Certains chercheurs actifs en sciences de l’administration s’intéressent en partie à ces questions. Ces chercheurs étudient les facteurs organisationnels et sociologiques qui favorisent la collaboration dans les chaînes d’approvisionnement. La collaboration est d’ailleurs régulièrement présentée comme un moyen permettant l’amélioration des performances des chaînes d’approvisionnement (Fawcett et al., 2012). Soosay et Hyland (2015) définissent ce concept comme une stratégie à long terme, basée sur la confiance, qui permet la mise en œuvre de capacités relationnelles uniques. La collaboration permet une planification et une prise de décision conjointe concernant à la fois les questions stratégiques et opérationnelles, le partage des ressources, des bénéfices et du risque. La compréhension mutuelle entre les organisations qui s’opère permet d’établir des objectifs conjoints et la recherche de solutions optimales. Cette définition témoigne dans un premier temps de la nature complexe mais également holistique de la collaboration. Sa mise en œuvre fait ainsi intervenir plusieurs paramètres organisationnels et sociologiques qui sont simultanément en action au sein d’une chaîne d’approvisionnement. Toutefois, relativement peu de firmes ont montré une habileté à collaborer de manière constante et soutenue sur le long terme à l’image des exemples des compagnies Honda et Toyota avec leurs propres chaînes d’approvisionnement (Fawcett et al., 2015). Il demeure des facettes du phénomène de la collaboration qui ne sont pas clairement comprises. Par exemple, en lien avec les difficultés de conciliation de l’information présentée dans la problématique, Soosay et Hyland (2015) font remarquer qu’il n’est pas toujours clair de quelle façon les organisations d’une chaîne d’approvisionnement gèrent l’échange d’information considérant les niveaux de confiance des partenaires, les dynamiques de pouvoir en place et les structures de gouvernance. Il s’agit d’une lacune de la littérature qui rejoint nos questionnements et que nous cherchons à combler.

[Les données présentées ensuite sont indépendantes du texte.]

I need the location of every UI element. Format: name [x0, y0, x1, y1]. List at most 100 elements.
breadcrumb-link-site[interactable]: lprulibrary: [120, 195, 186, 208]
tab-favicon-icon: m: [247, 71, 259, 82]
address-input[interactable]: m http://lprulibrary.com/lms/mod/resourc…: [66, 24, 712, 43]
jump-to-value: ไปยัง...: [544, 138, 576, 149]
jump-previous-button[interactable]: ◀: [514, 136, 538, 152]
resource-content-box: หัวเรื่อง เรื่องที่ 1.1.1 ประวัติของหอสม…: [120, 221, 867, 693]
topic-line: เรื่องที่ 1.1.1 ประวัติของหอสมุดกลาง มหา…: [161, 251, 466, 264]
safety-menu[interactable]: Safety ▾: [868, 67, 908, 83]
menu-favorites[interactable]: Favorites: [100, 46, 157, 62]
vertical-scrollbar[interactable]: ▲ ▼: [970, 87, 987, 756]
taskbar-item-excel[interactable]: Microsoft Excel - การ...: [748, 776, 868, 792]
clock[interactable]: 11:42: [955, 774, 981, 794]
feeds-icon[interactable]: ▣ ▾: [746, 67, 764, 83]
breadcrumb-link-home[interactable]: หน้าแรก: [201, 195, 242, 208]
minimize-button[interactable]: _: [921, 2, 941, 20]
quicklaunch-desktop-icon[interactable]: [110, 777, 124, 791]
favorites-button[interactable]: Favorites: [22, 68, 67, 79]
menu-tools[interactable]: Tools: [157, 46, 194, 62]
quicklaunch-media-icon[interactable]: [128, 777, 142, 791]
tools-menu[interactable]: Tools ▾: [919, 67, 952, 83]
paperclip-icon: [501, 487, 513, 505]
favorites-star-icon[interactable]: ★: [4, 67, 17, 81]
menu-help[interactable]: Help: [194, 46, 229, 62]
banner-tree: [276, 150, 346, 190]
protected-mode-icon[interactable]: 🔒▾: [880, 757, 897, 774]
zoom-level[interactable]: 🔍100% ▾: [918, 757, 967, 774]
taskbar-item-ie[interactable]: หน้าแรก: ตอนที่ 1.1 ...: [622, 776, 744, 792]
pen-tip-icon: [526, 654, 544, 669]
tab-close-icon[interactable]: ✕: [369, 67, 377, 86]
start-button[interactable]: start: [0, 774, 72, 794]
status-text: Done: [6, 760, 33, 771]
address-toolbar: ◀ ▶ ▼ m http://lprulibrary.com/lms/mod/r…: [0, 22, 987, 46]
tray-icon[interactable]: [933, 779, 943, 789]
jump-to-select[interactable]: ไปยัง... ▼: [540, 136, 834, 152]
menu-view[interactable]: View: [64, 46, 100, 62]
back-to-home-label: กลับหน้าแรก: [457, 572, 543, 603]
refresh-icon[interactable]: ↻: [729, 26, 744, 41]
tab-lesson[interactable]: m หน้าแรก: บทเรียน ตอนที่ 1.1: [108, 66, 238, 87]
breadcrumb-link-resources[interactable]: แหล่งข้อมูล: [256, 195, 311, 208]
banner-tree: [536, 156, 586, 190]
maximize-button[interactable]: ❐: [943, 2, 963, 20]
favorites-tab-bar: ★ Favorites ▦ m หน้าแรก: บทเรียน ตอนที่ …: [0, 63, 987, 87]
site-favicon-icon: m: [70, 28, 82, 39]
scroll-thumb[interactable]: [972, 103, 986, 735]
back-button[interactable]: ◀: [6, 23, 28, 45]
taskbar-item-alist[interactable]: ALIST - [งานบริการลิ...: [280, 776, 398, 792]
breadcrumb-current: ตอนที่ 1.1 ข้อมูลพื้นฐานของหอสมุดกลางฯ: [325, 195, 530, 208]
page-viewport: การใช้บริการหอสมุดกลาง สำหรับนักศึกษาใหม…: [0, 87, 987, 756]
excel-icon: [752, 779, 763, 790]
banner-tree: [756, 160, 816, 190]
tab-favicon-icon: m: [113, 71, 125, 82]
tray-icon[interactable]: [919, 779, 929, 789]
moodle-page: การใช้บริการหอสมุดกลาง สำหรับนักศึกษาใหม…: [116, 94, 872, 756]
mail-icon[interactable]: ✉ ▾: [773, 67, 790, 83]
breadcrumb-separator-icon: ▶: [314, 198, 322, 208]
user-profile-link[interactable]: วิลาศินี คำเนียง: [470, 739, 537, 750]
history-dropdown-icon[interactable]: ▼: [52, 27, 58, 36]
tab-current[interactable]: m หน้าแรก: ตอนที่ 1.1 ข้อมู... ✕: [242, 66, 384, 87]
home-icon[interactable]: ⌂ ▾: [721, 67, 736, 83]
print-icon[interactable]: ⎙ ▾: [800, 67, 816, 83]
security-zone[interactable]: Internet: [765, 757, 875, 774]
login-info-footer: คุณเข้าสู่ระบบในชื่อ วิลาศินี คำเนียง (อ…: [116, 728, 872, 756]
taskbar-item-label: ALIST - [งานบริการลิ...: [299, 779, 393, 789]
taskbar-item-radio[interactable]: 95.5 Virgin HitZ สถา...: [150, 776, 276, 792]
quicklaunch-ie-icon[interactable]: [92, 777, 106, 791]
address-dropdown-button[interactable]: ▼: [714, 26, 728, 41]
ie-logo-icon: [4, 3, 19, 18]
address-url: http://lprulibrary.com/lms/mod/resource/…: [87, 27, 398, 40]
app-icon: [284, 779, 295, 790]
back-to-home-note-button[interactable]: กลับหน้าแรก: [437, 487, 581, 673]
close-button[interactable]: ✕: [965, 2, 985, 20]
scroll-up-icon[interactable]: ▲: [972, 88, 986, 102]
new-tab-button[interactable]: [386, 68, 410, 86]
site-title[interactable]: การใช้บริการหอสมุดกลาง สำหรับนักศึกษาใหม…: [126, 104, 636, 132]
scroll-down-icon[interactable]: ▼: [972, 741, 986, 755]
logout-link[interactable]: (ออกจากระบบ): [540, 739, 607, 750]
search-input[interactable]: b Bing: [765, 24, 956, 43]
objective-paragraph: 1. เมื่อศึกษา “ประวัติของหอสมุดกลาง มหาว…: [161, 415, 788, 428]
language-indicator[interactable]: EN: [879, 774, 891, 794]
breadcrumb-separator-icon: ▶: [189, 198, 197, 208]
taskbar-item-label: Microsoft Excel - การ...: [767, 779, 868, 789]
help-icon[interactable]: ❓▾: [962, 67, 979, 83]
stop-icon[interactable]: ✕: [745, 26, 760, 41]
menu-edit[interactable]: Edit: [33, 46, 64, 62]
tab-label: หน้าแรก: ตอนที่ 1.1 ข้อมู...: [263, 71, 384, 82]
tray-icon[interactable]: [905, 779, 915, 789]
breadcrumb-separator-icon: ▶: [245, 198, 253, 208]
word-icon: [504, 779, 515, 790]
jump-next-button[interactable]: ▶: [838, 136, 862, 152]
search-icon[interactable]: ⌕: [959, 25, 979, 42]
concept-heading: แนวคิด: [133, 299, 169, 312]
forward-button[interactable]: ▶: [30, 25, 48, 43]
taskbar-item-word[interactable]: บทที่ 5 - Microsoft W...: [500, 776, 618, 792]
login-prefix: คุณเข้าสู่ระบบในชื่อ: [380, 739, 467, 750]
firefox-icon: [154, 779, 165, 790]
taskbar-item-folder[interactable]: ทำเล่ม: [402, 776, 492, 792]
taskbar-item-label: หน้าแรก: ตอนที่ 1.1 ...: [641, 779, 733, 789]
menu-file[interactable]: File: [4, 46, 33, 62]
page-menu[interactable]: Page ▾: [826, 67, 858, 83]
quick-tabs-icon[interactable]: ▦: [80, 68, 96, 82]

Le domaine de recherche de la collaboration dans les chaînes d’approvisionnement constitue une piste pertinente afin de réfléchir sur le modèle de gouvernance multiorganisationnelle approprié qui permettra de concilier la dichotomie entre autonomie et interdépendance. La revue de la littérature

qui sera présentée au chapitre 2 reprendra en détail notre positionnement dans la littérature et indiquera les lacunes que nous cherchons à combler.